Tuning the metastore
Generally, you need to limit concurrent connections to Hive metastore. As the number of open connections increases, so does latency. Issues with the backend database, improper Hive use, such as extremely complex queries, a connection leak, and other factors can affect performance.
General Metastore Tuning in CDP Private Cloud Base
Try making the following changes to tune HMS performance:
- Ensure that a single query accesses no more than 10,000 table partitions. If the query joins tables, calculate the combined partition count accessed across all tables.
- Tune the backend (the RDBMS). HiveServer connects to HMS, and only HMS connects to the
RDBMS. The longer the backend takes, the more memory the HMS needs to respond to the same
requests.
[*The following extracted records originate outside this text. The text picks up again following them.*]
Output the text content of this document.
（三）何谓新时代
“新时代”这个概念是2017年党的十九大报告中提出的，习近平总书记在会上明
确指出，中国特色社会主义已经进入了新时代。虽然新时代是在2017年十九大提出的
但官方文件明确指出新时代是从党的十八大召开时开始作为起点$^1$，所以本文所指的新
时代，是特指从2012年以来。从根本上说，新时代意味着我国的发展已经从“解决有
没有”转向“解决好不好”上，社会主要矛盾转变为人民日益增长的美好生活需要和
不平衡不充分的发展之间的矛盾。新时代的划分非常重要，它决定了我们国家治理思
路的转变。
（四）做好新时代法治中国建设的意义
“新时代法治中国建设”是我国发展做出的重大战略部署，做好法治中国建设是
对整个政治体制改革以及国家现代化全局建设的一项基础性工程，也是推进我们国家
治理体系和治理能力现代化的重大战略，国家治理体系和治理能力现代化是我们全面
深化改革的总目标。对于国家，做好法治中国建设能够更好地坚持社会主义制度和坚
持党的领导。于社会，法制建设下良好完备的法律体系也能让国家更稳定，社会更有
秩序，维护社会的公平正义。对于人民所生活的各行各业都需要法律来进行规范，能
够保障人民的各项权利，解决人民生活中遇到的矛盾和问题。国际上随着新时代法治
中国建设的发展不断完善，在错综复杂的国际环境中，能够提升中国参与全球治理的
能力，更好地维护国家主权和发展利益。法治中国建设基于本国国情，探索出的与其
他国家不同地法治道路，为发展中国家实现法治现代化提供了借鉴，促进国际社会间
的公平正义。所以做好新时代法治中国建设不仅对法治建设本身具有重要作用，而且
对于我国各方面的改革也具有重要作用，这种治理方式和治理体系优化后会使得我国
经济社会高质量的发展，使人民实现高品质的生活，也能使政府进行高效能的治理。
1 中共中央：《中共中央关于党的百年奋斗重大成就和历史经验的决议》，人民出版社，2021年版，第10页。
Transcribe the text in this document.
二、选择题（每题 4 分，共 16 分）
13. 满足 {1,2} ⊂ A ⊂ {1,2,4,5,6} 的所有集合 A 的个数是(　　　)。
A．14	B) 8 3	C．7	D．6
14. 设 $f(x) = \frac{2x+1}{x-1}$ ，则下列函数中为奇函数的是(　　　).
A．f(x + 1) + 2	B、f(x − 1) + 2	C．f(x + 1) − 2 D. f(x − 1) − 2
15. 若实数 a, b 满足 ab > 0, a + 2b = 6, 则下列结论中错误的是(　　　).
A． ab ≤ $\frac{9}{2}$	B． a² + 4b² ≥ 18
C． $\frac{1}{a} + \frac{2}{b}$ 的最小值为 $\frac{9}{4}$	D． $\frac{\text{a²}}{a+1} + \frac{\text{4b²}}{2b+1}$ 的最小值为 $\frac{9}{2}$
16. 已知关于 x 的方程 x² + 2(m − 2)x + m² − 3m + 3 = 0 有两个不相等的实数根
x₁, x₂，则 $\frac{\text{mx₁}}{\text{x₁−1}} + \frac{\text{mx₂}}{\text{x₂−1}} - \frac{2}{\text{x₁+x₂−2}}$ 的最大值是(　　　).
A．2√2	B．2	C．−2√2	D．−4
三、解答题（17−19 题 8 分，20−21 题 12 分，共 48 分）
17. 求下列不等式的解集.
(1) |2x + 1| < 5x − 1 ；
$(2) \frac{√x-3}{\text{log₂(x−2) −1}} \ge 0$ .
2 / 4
Limit the number of connections in the backend database.
MySQL: For example, in /etc/my.cnf:
[mysqld] datadir=/var/lib/mysql max_connections=8192 . . .
MariaDB: For example, in /etc/systemd/system/mariadb.service.d/limits.conf:
[Service] LimitNOFILE=24000 . . .
- Use default thrift properties
(8K):
hive.server2.async.exec.threads 8192 hive.server2.async.exec.wait.queue.size 8192 hive.server2.thrift.max.worker.threads 8192
- Set
datanucleus.connectionPool.maxPoolSize
for your applications. For example, if poolSize = 100, with 3 HMS instances (one dedicated to compaction), and with 4 pools per server, you can accommodate 1200 connections.